Some Palestinians expressed the belief that Sirhan was a "hired killer" and part of a Zionist plot to discredit Arabs."
In his column, Tom Wicker quotes Gene McCarthy:
"It is not enough, in my judgment," he said, "to say that this was the act of one deranged man, if that is the case. The nation, I think, bears too great a burden of guilt, really for the kind of neglect that has allowed the disposition to grow here in one's own land, in part a reflection of violence which we had visited upon the rest of the world."
Wicker also quotes Representative Gerald Ford:
"Surely there can be no further quibbling about the urgent need for tougher law enforcement legislation."

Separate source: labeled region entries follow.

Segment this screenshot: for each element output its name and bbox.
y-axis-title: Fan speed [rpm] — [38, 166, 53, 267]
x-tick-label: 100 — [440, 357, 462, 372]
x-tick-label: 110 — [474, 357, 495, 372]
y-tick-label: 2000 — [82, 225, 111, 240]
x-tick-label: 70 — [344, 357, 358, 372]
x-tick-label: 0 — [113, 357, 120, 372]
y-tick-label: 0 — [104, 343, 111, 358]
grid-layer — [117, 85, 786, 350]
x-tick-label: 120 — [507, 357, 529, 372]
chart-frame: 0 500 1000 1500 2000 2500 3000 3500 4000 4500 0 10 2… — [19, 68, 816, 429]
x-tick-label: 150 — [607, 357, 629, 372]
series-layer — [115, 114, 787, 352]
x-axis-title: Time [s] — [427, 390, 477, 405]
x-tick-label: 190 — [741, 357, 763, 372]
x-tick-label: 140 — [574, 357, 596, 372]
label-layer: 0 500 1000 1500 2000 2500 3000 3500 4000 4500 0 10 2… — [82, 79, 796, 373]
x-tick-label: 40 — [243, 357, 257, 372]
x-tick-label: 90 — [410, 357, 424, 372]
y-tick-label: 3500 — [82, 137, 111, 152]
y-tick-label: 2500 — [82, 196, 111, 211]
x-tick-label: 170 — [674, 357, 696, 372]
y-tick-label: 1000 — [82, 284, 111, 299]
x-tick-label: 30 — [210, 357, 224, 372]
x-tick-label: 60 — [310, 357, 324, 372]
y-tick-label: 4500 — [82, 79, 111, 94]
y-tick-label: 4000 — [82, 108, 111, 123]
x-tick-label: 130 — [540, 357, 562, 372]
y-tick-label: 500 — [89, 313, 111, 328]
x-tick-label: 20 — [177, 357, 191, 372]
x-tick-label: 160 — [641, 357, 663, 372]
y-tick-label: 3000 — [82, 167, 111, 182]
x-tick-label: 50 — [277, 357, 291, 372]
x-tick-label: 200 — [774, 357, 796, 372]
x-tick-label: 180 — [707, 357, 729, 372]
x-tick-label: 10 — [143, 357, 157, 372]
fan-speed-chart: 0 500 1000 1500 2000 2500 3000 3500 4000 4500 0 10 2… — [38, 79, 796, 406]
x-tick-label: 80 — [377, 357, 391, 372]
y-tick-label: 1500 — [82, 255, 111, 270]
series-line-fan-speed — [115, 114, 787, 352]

It remains to be seen whether those who agree with this will be willing to include some practical limitation on the purchase and possession o the kind of handgun with which Robert Kennedy was assassinated, or the cheap rifle that killed his brother.
Here is a piece on Sirhan Sirhan's father:
"This news made me sick when I heard it. If my son has done this dirty thing, then let them hang him."...

"I'm deeply sorry for both of them, for my son and for Mr. Kennedy. I admire the Kennedy family very much. I prayed that Robert Kennedy would be elected President so he could do many of the good things for the world that his brother did."...

"Please tell the Kennedy family that I am very, very sorry... I don't know how he could have done such a thing," he said. "Ours is a deeply religious family... We hate this sort of thing, this violence and death. It is not our way."
The family was Greek Orthodox, and Sirhan, as a child, had studied at a school run by the Lutheran Church of the Savior.

Here's a piece called "Tragedy Stalks Kennedy Family In a Long Series of Misfortunes."

Experts were consulted to explain it:
Experts Link Attack on Kennedy To a Strain of Violence in U.S.

A strain of violence in the American psychological make-up, going back even earlier than frontier days, was suggested yesterday by some experts as the cause of increased crime, rioting in the streets and acts of individual violence such as the shooting of Senator Robert F. Kennedy.

Dr. David Abrahamsen, a psychiatrist..., said here that Americans condone violence.

"We love it," he said. "We love to fight. The frontier days made the gun manly.

"We feel we can have anything we want. We have a unique society — so affluent... In France, they can riot for three weeks and only two people are killed. Can you imagine how many would have been killed here?..."
Abrahamsen asserted that our affluence makes us think "we can have what we want," and we become frustrated and violent when we don't get it. He calls "frustration" the "wet nurse of violence" and says that public figures symbolize America, and "authority figures... have to be killed by those who feel frustrated by authority." The article also quotes a psychiatry professor, Dr. John P. Spiegel, who said: "The population as a whole is conditioned to expect violence... Behind this is America's gun fetish and the notion that a gun can be used to solve conflict. There is an emotional addiction, as strong as any any other addiction, such as drugs, to guns."